The organisation said in its latest annual report the main focus of the CEIOPS study will be to analyse terminology like "full funding", "ring-fencing", "cross-border activity" or the calculation of technical provisions.
"The aim is to reach an understanding of the background and reasons forany different practices and a common understanding of the provisions ofthe IORP Directive," CEIOPS noted in its annual report.
"Based on this exercise, CEIOPS will analyse any obstacles for cross-border activities and the need for further convergence," said CEIOPS.
Speaking at the annual conference of the German association of occupational retirement provision aba in May, CEIOPS chair Thomas Steffen suggested different interpretations of concepts like "fully-funded" had brought the occupational pension funds directive IORP "to its limits".
This latest report also confirmed the EU has asked CEIOPS to look into member states' current solvency regimes so the committee is collecting data on countries' legal and supervisory situations.

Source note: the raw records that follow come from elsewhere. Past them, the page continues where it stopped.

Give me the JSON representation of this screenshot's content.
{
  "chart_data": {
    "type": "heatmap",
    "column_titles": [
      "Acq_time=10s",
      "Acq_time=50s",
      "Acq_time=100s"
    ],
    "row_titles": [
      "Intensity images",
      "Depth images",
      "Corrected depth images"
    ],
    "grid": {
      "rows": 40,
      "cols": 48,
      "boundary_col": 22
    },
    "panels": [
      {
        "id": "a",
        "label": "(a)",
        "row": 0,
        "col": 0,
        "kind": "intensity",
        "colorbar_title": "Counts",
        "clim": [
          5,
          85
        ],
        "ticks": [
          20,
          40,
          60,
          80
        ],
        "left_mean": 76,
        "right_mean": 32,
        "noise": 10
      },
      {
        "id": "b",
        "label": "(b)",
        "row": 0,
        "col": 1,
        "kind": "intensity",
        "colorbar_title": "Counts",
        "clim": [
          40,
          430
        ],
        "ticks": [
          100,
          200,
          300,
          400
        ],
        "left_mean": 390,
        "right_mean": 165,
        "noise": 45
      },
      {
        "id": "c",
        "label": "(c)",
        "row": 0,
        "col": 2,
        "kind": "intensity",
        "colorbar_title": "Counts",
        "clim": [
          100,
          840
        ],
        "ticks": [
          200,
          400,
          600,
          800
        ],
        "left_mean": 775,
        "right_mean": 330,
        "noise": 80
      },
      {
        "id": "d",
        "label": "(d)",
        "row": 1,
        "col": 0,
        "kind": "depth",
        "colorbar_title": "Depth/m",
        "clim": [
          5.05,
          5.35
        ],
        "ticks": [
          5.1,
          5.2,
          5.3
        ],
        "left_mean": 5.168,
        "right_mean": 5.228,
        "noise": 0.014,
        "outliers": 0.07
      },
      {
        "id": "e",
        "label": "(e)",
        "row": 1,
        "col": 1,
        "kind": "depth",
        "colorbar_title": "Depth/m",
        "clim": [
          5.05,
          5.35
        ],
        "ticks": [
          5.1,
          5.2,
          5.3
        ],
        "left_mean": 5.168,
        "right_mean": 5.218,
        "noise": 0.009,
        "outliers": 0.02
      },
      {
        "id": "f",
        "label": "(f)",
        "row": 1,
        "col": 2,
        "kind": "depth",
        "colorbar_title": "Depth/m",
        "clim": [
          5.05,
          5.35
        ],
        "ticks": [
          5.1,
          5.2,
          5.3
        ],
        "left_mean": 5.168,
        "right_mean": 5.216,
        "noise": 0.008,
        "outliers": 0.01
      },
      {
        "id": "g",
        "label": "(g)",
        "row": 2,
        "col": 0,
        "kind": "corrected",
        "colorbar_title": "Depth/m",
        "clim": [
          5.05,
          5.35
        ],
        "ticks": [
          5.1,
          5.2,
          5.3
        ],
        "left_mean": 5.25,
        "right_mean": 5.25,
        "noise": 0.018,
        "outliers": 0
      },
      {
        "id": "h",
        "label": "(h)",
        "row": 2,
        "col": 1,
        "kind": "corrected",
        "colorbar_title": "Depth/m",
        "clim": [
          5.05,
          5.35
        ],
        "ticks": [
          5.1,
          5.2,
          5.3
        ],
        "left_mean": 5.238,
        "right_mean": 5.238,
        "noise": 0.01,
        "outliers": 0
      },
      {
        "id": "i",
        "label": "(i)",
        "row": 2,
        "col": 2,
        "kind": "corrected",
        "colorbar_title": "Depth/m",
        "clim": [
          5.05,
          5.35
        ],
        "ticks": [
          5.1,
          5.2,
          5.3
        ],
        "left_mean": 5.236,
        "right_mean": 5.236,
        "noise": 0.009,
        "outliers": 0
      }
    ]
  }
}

CEIOPS will extend its current work on legal uncertainties surrounding the IORP to "areas that affect the supervision of IORPs operating cross-border".
The study is scheduled to be finished at the end of the year and will play an important part in the discussions on the IORP review, set to begin in 2008. In the course of those talks, parts of the Solvency II provision will be considered.
Steffen pointed out at the aba-conference he wants to see "the valuable core ideas of Solvency II being applied to pension funds" amended slightly, to take into consideration the differences between institutions offering pension provision and insurance, the market which Solvency II was devised in the first place.
The so-called Budapest Protocol on cooperation in the context of the pension fund directive, which was adopted last year, is also scheduled for an overhaul in 2010.